Отчего он, пусть и спросонья, в разговоре с неудачливым нынче грибником Амазонкиным подумал: «Зеленые поганки!»? Не бледные, не ядовито-голубые, а именно зеленые? Разве гостья была зеленая? Ну да, ресницы, тени на веки наведенные, брови, вроде бы и губы были у неё зелёные. Но разве это нынче редкость или странность? А волосы? Какого цвета у неё были волосы Ковригин не мог теперь установить для себя с определенностью. Ну хоть бы и зелёные! В эти секунды до него дошло, что умственные упражнения свои он производит, стоя в одних трусах. Мозгом тотчас же был отдан приказ, и рука Ковригина оттянула резинку трусов. Нет, никакой зелени на нем не было. «А не наградила ли она меня какой-нибудь хворобой? – подскочило в Ковригине пробившееся бочком соображение. – Не понадобится ли мне теперь анонимное лечение?» Но если бы наградила, следовало бы признать реальность личности Лоренцы Козимовны и её законное выпадение из сна и дурмана. Вспоминалась и ещё всякая чепуха. При одном из жарких прикосновений к ночному телу гостьи Ковригин чуть ли не поинтересовался вслух, как бы в шутку: не соломинкой ли были приданы столь прекраснопышные формы овалам и выпуклостям мускулистой на вид байкерши. Не поинтересовался. Но тут же услышал: «Что это тебе, Сашенька, лезут в голову всякие ерундовины, вызванные комплексами яхромского детства! Соломинки нужны лишь в коктейль-барах. Сейчас я тебя проглочу, вберу в себя всего тебя, и ты застонешь от истомы в поднебесьях!».

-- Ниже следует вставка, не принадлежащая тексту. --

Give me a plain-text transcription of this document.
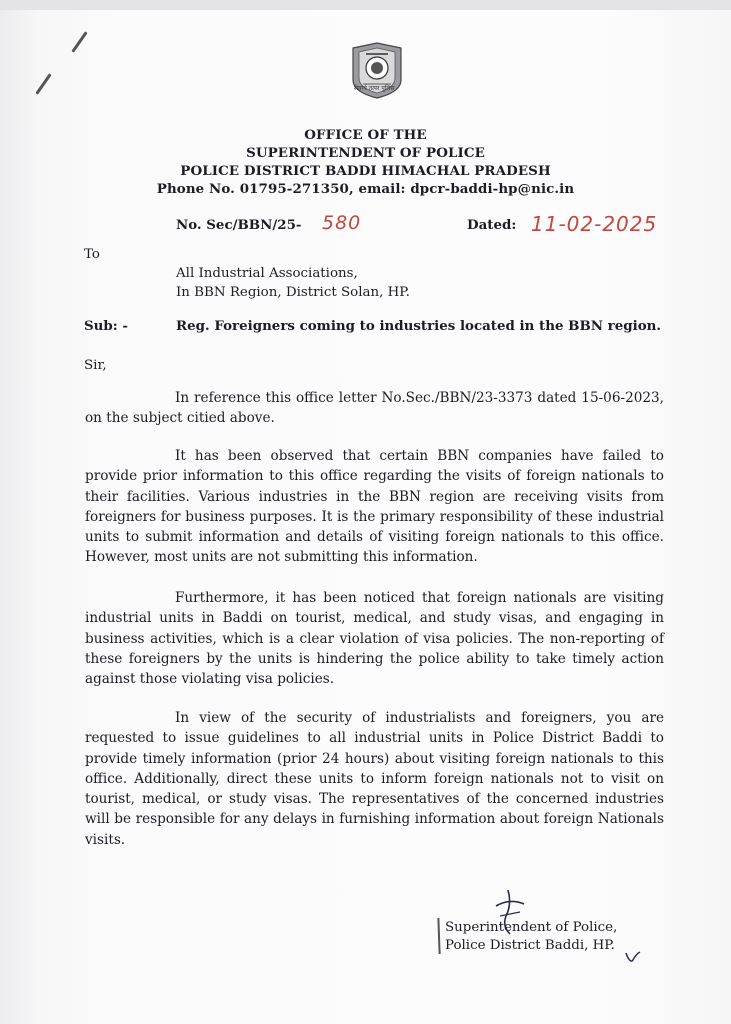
सेवार्थ तत्पर पुलिस
OFFICE OF THE
SUPERINTENDENT OF POLICE
POLICE DISTRICT BADDI HIMACHAL PRADESH
Phone No. 01795-271350, email: dpcr-baddi-hp@nic.in
No. Sec/BBN/25- 580	Dated: 11-02-2025
To
All Industrial Associations,
In BBN Region, District Solan, HP.
Sub: -	Reg. Foreigners coming to industries located in the BBN region.
Sir,

In reference this office letter No.Sec./BBN/23-3373 dated 15-06-2023, on the subject citied above.

It has been observed that certain BBN companies have failed to provide prior information to this office regarding the visits of foreign nationals to their facilities. Various industries in the BBN region are receiving visits from foreigners for business purposes. It is the primary responsibility of these industrial units to submit information and details of visiting foreign nationals to this office. However, most units are not submitting this information.

Furthermore, it has been noticed that foreign nationals are visiting industrial units in Baddi on tourist, medical, and study visas, and engaging in business activities, which is a clear violation of visa policies. The non-reporting of these foreigners by the units is hindering the police ability to take timely action against those violating visa policies.

In view of the security of industrialists and foreigners, you are requested to issue guidelines to all industrial units in Police District Baddi to provide timely information (prior 24 hours) about visiting foreign nationals to this office. Additionally, direct these units to inform foreign nationals not to visit on tourist, medical, or study visas. The representatives of the concerned industries will be responsible for any delays in furnishing information about foreign Nationals visits.

Superintendent of Police,
Police District Baddi, HP.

«Да что я маюсь! – отругал себя Ковригин. – Надо сейчас же звонить Дувакину и всё разъяснить!»

Но посчитал, что производить звонок редактору культуртрегерского журнала, пребывая лишь в трусах, вышло бы делом невежливым, и натянул на себя спортивный костюм. При этом ощутил, что во рту гадко и необходимо сейчас же почистить зубы и выпить хотя бы стакан горячего чая. А для этого надо отправиться на кухню.

Желтый домик кухни с газовой плитой о две комфорки, шкафчиками для посуды и круп, холодильником, раздвижным столом, покрытым клеёнкой, и гостевым матрацем на деревянных лапах – радость, ресторан, кров полевых и амбарных мышей, стоял под берёзами у калитки. День был и впрямь июльски-жарким, из кухни же пахнуло холодом и сыростью, в домик ночью все же, видимо, накапало.

На пустой клеёнке стола Ковригин обнаружил листок бумаги и визитную карточку, отменившие немедленность звонка Дувакину.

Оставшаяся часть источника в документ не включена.